Personal information
- Full name: Charles George Roebuck
- Born: 14 August 1991 (age 35) Huddersfield, Yorkshire, England
- Batting: Right-handed
- Bowling: Right-armed medium-fast

Domestic team information
- 2010: Yorkshire
- 2012–2014: Leeds/Bradford MCCU
- FC debut: 5 June 2010 Yorkshire v India A
- Last FC: 7 April 2014 Leeds/Bradford MCCU v Somerset

Career statistics
| Competition | First-class |
| Matches | 3 |
| Runs scored | 54 |
| Batting average | 13.50 |
| 100s/50s | 0/0 |
| Top score | 27not out |
| Balls bowled | 6 |
| Wickets | 0 |
| Bowling average | – |
| 5 wickets in innings | – |
| 10 wickets in match | – |
| Best bowling | – |
| Catches/stumpings | 0/– |
- Source: Cricinfo.com, 20 April 2023

= Charlie Roebuck =

English cricketer

Charles George Roebuck (born 14 August 1991) is an English former first-class cricketer. A right-handed batsman and right-arm medium fast bowler, Roebuck was contracted to Yorkshire County Cricket Club, for whom he played one first-class match in 2010.

==Biography==
Roebuck had been with Yorkshire since 2007, and played for the Yorkshire Academy in the Yorkshire ECB County Premier League, and the Yorkshire Second XI in the Second XI Championship.

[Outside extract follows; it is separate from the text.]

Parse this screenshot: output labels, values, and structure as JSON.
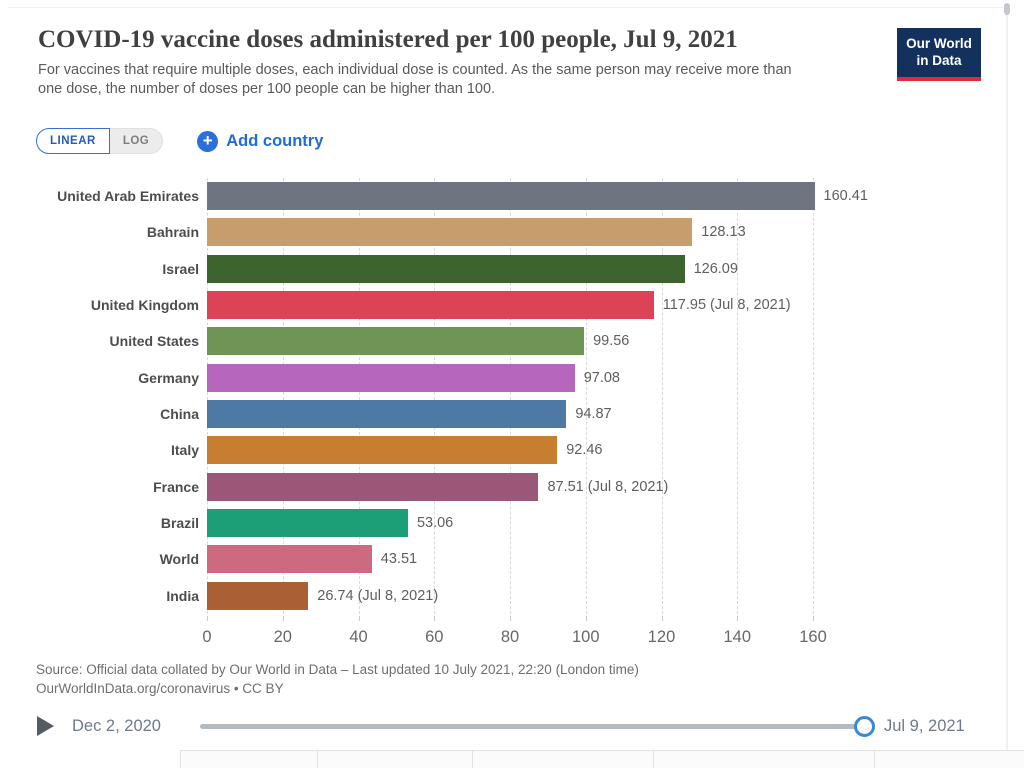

His first-class debut was against India A in June 2010, when Roebuck scored 23 runs in his only innings.

Roebuck has also played in one Youth Test match for England Under 19s against Bangladesh Under 19s, and four Youth One Day Internationals against the same opponents.

In 2011, Roebuck played for the Durham Second XI.